OPERA THEATER
Founded in 1946 in Boston--where it was quickly acclaimed as "the most important musical enterprise begun here since the founding of the Boston Symphony Orchestra sixty-five years ago" --Opera Theater has been writing history ever since, demonstrating with spectacular success that the lyric masterpieces of Mozart and Puccini can be convincing and absorbing drama, subtle or rollicking comedy, rather than mere boring displays of vocal pyrotechnics…that their texts, intelligently translated into English and intelligibly set forth by performers as thoroughly schooled in dramatic nuance as in the emission of pearly tone, can make sense to the 20th Century American public...that their leading roles can be assumed with irreproachable vocalism and musicianship by good-looking young people who comport overstuffed sofas or clumsy windmills gyrating in space. Opera Theater, in fact, brings to reality for the first time the ideal which its name implies and which its founder, Boris Goldovsky has so long and notably championed-the perfect integration of musical and dramatic elements whereby great opera becomes, for the least opera-minded member of a vast new public, great theater as well.

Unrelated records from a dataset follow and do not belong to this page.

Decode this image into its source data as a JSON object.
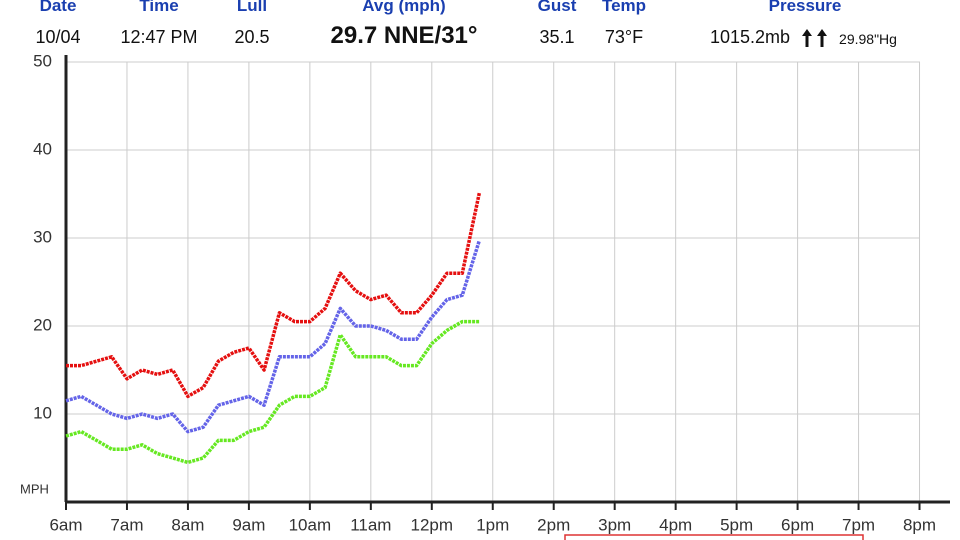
{
  "header": {
    "columns": [
      {
        "label": "Date",
        "value": "10/04"
      },
      {
        "label": "Time",
        "value": "12:47 PM"
      },
      {
        "label": "Lull",
        "value": "20.5"
      },
      {
        "label": "Avg (mph)",
        "value": "29.7 NNE/31°"
      },
      {
        "label": "Gust",
        "value": "35.1"
      },
      {
        "label": "Temp",
        "value": "73°F"
      },
      {
        "label": "Pressure",
        "value": "1015.2mb",
        "secondary": "29.98\"Hg"
      }
    ]
  },
  "chart_data": {
    "type": "line",
    "y_label": "MPH",
    "x": [
      6,
      6.25,
      6.5,
      6.75,
      7,
      7.25,
      7.5,
      7.75,
      8,
      8.25,
      8.5,
      8.75,
      9,
      9.25,
      9.5,
      9.75,
      10,
      10.25,
      10.5,
      10.75,
      11,
      11.25,
      11.5,
      11.75,
      12,
      12.25,
      12.5,
      12.78
    ],
    "series": [
      {
        "name": "Gust",
        "color": "#e51010",
        "values": [
          15.5,
          15.5,
          16,
          16.5,
          14,
          15,
          14.5,
          15,
          12,
          13,
          16,
          17,
          17.5,
          15,
          21.5,
          20.5,
          20.5,
          22,
          26,
          24,
          23,
          23.5,
          21.5,
          21.5,
          23.5,
          26,
          26,
          35.1
        ]
      },
      {
        "name": "Avg",
        "color": "#6464e8",
        "values": [
          11.5,
          12,
          11,
          10,
          9.5,
          10,
          9.5,
          10,
          8,
          8.5,
          11,
          11.5,
          12,
          11,
          16.5,
          16.5,
          16.5,
          18,
          22,
          20,
          20,
          19.5,
          18.5,
          18.5,
          21,
          23,
          23.5,
          29.7
        ]
      },
      {
        "name": "Lull",
        "color": "#66e822",
        "values": [
          7.5,
          8,
          7,
          6,
          6,
          6.5,
          5.5,
          5,
          4.5,
          5,
          7,
          7,
          8,
          8.5,
          11,
          12,
          12,
          13,
          19,
          16.5,
          16.5,
          16.5,
          15.5,
          15.5,
          18,
          19.5,
          20.5,
          20.5
        ]
      }
    ],
    "xlim": [
      6,
      20.5
    ],
    "ylim": [
      0,
      50
    ],
    "yticks": [
      10,
      20,
      30,
      40,
      50
    ],
    "xticks": [
      {
        "value": 6,
        "label": "6am"
      },
      {
        "value": 7,
        "label": "7am"
      },
      {
        "value": 8,
        "label": "8am"
      },
      {
        "value": 9,
        "label": "9am"
      },
      {
        "value": 10,
        "label": "10am"
      },
      {
        "value": 11,
        "label": "11am"
      },
      {
        "value": 12,
        "label": "12pm"
      },
      {
        "value": 13,
        "label": "1pm"
      },
      {
        "value": 14,
        "label": "2pm"
      },
      {
        "value": 15,
        "label": "3pm"
      },
      {
        "value": 16,
        "label": "4pm"
      },
      {
        "value": 17,
        "label": "5pm"
      },
      {
        "value": 18,
        "label": "6pm"
      },
      {
        "value": 19,
        "label": "7pm"
      },
      {
        "value": 20,
        "label": "8pm"
      }
    ],
    "grid": true
  }
}
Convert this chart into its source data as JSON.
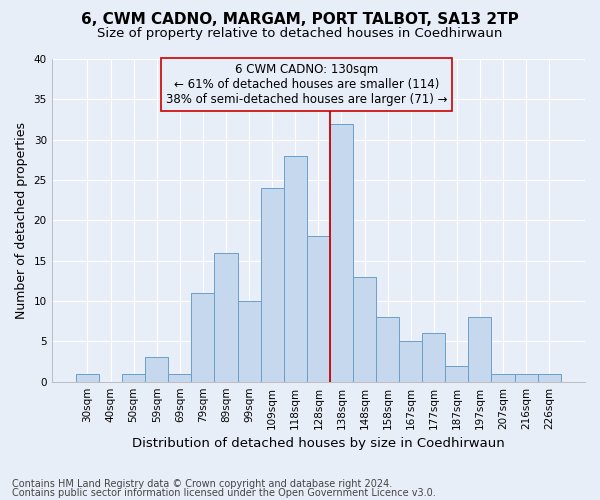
{
  "title": "6, CWM CADNO, MARGAM, PORT TALBOT, SA13 2TP",
  "subtitle": "Size of property relative to detached houses in Coedhirwaun",
  "xlabel": "Distribution of detached houses by size in Coedhirwaun",
  "ylabel": "Number of detached properties",
  "categories": [
    "30sqm",
    "40sqm",
    "50sqm",
    "59sqm",
    "69sqm",
    "79sqm",
    "89sqm",
    "99sqm",
    "109sqm",
    "118sqm",
    "128sqm",
    "138sqm",
    "148sqm",
    "158sqm",
    "167sqm",
    "177sqm",
    "187sqm",
    "197sqm",
    "207sqm",
    "216sqm",
    "226sqm"
  ],
  "values": [
    1,
    0,
    1,
    3,
    1,
    11,
    16,
    10,
    24,
    28,
    18,
    32,
    13,
    8,
    5,
    6,
    2,
    8,
    1,
    1,
    1
  ],
  "bar_color": "#c5d8ed",
  "bar_edge_color": "#6a9fc8",
  "vline_index": 11,
  "annotation_text": "6 CWM CADNO: 130sqm\n← 61% of detached houses are smaller (114)\n38% of semi-detached houses are larger (71) →",
  "vline_color": "#cc0000",
  "annotation_box_edge_color": "#cc0000",
  "ylim": [
    0,
    40
  ],
  "yticks": [
    0,
    5,
    10,
    15,
    20,
    25,
    30,
    35,
    40
  ],
  "background_color": "#e8eef8",
  "grid_color": "#ffffff",
  "footer_line1": "Contains HM Land Registry data © Crown copyright and database right 2024.",
  "footer_line2": "Contains public sector information licensed under the Open Government Licence v3.0.",
  "title_fontsize": 11,
  "subtitle_fontsize": 9.5,
  "ylabel_fontsize": 9,
  "xlabel_fontsize": 9.5,
  "tick_fontsize": 7.5,
  "annotation_fontsize": 8.5,
  "footer_fontsize": 7
}
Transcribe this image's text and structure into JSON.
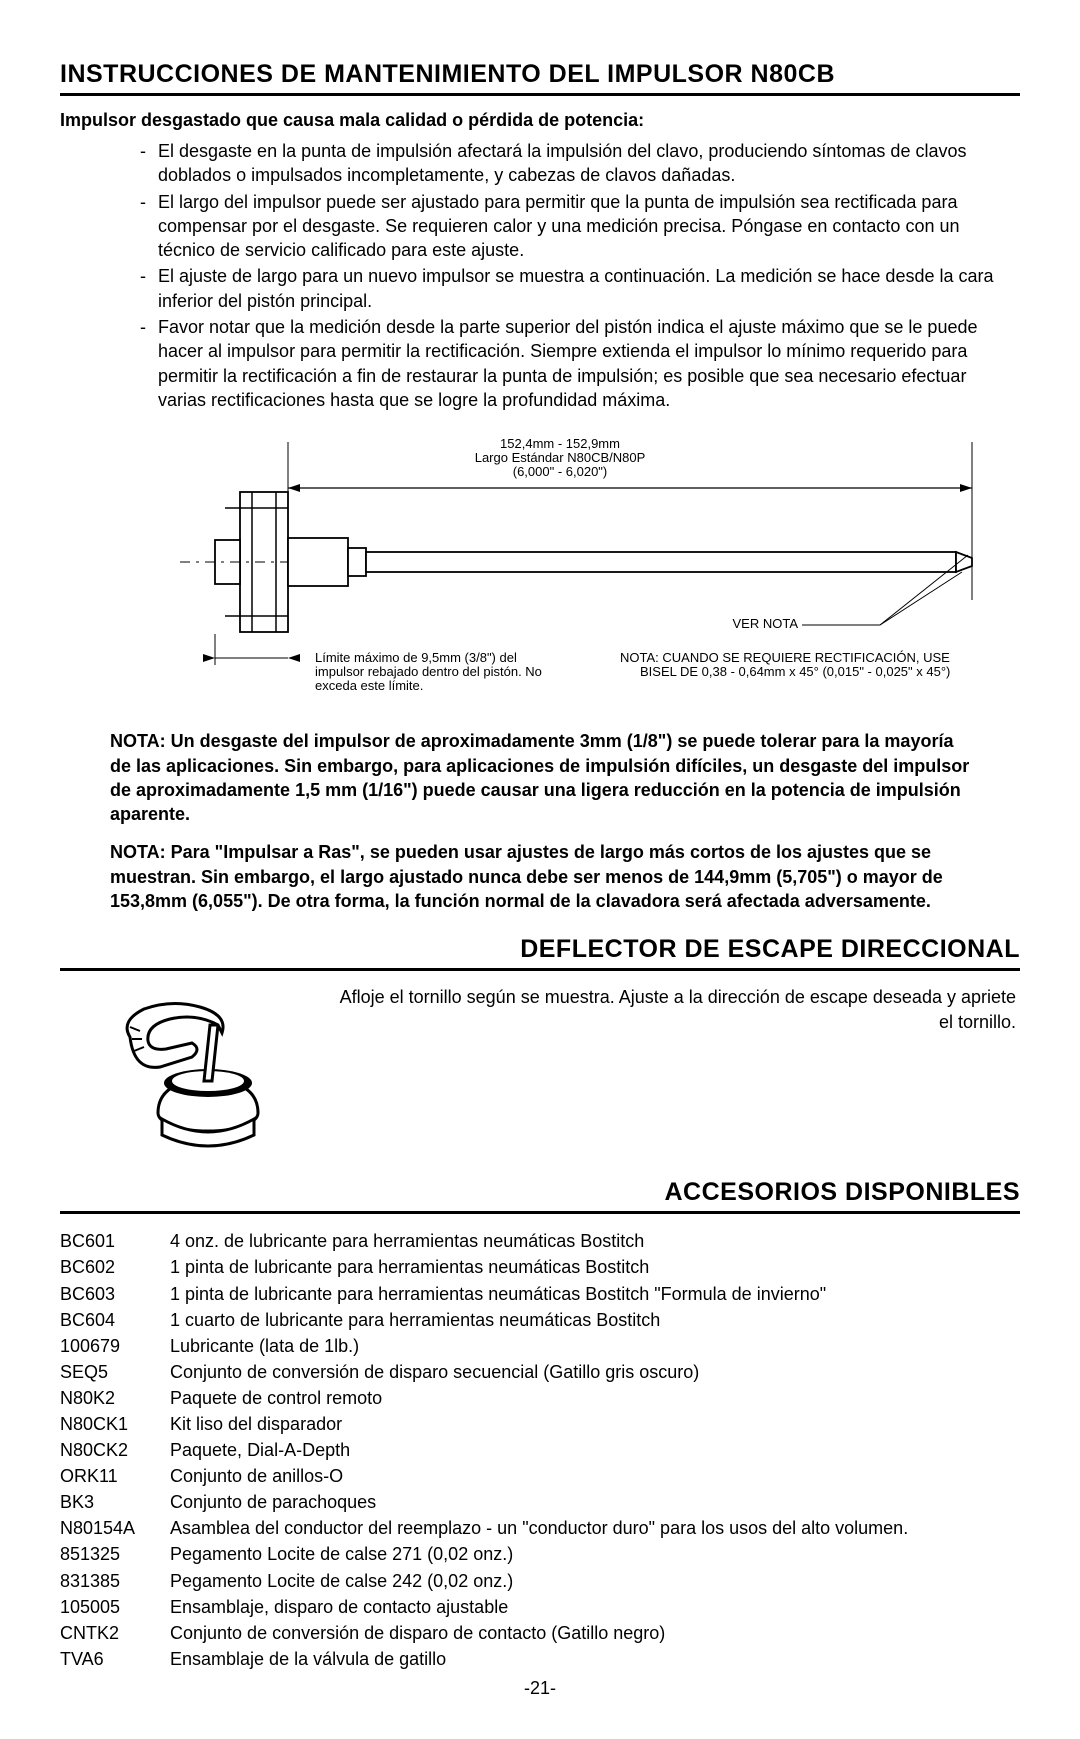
{
  "section1": {
    "title": "INSTRUCCIONES DE MANTENIMIENTO DEL IMPULSOR N80CB",
    "lead": "Impulsor desgastado que causa mala calidad o pérdida de potencia:",
    "bullets": [
      "El desgaste en la punta de impulsión afectará la impulsión del clavo, produciendo síntomas de clavos doblados o impulsados incompletamente, y cabezas de clavos dañadas.",
      "El largo del impulsor puede ser ajustado para permitir que la punta de impulsión sea rectificada para compensar por el desgaste. Se requieren calor y una medición precisa. Póngase en contacto con un técnico de servicio calificado para este ajuste.",
      "El ajuste de largo para un nuevo impulsor se muestra a continuación. La medición se hace desde la cara inferior del pistón principal.",
      "Favor notar que la medición desde la parte superior del pistón indica el ajuste máximo que se le puede hacer al impulsor para permitir la rectificación. Siempre extienda el impulsor lo mínimo requerido para permitir la rectificación a fin de restaurar la punta de impulsión; es posible que sea necesario efectuar varias rectificaciones hasta que se logre la profundidad máxima."
    ]
  },
  "diagram": {
    "top_label_line1": "152,4mm - 152,9mm",
    "top_label_line2": "Largo Estándar N80CB/N80P",
    "top_label_line3": "(6,000\" - 6,020\")",
    "ver_nota": "VER NOTA",
    "left_note_line1": "Límite máximo de 9,5mm (3/8\") del",
    "left_note_line2": "impulsor rebajado dentro del pistón. No",
    "left_note_line3": "exceda este límite.",
    "right_note_line1": "NOTA: CUANDO SE REQUIERE RECTIFICACIÓN, USE",
    "right_note_line2": "BISEL DE 0,38 - 0,64mm x 45° (0,015\" - 0,025\" x 45°)",
    "stroke": "#000000",
    "bg": "#ffffff"
  },
  "notes": {
    "n1": "NOTA: Un desgaste del impulsor de aproximadamente 3mm (1/8\") se puede tolerar para la mayoría de las aplicaciones. Sin embargo, para aplicaciones de impulsión difíciles, un desgaste del impulsor de aproximadamente 1,5 mm (1/16\") puede causar una ligera reducción en la potencia de impulsión aparente.",
    "n2": "NOTA: Para \"Impulsar a Ras\", se pueden usar ajustes de largo más cortos de los ajustes que se muestran. Sin embargo, el largo ajustado nunca debe ser menos de 144,9mm (5,705\") o mayor de 153,8mm (6,055\"). De otra forma, la función normal de la clavadora será afectada adversamente."
  },
  "section2": {
    "title": "DEFLECTOR DE ESCAPE DIRECCIONAL",
    "body": "Afloje el tornillo según se muestra. Ajuste a la dirección de escape deseada y apriete el tornillo."
  },
  "section3": {
    "title": "ACCESORIOS DISPONIBLES",
    "items": [
      {
        "code": "BC601",
        "desc": "4 onz. de lubricante para herramientas neumáticas Bostitch"
      },
      {
        "code": "BC602",
        "desc": "1 pinta de lubricante para herramientas neumáticas Bostitch"
      },
      {
        "code": "BC603",
        "desc": "1 pinta de lubricante para herramientas neumáticas Bostitch \"Formula de invierno\""
      },
      {
        "code": "BC604",
        "desc": "1 cuarto de lubricante para herramientas neumáticas Bostitch"
      },
      {
        "code": "100679",
        "desc": "Lubricante (lata de 1lb.)"
      },
      {
        "code": "SEQ5",
        "desc": "Conjunto de conversión de disparo secuencial (Gatillo gris oscuro)"
      },
      {
        "code": "N80K2",
        "desc": "Paquete de control remoto"
      },
      {
        "code": "N80CK1",
        "desc": "Kit liso del disparador"
      },
      {
        "code": "N80CK2",
        "desc": "Paquete, Dial-A-Depth"
      },
      {
        "code": "ORK11",
        "desc": "Conjunto de anillos-O"
      },
      {
        "code": "BK3",
        "desc": "Conjunto de parachoques"
      },
      {
        "code": "N80154A",
        "desc": "Asamblea del conductor del reemplazo - un \"conductor duro\" para los usos del alto volumen."
      },
      {
        "code": "851325",
        "desc": "Pegamento Locite de calse 271 (0,02 onz.)"
      },
      {
        "code": "831385",
        "desc": "Pegamento Locite de calse 242 (0,02 onz.)"
      },
      {
        "code": "105005",
        "desc": "Ensamblaje, disparo de contacto ajustable"
      },
      {
        "code": "CNTK2",
        "desc": "Conjunto de conversión de disparo de contacto (Gatillo negro)"
      },
      {
        "code": "TVA6",
        "desc": "Ensamblaje de la válvula de gatillo"
      }
    ]
  },
  "page_number": "-21-"
}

While eschewing the star system as a matter of artistic policy, Opera Theater is justly proud of its record of star-making and has brought to the fore many of the most important young American singing-actors now on the rosters of the Metropolitan Opera Association and of the other great lyric theaters of the world. The opera workshops of a number of leading conservatories and universities across the United States are likewise headed by young men and women trained by Opera Theater. The Company’s consistently sold-out seasons have also varies such basic repertoires as Carmen, The Marriage of Figaro, La Boheme and Rigoletto with works by acknowledged master like Mozart's Idomeneo, Berlioz' The Trojans and Britten's Albert Herring, which it revived after 120 years. The intensive Goldovsky musicological researches moreover, have led to the restoration in Opera Theater performances of original scenes, passages and stage effects lost through generations of indifferent productions.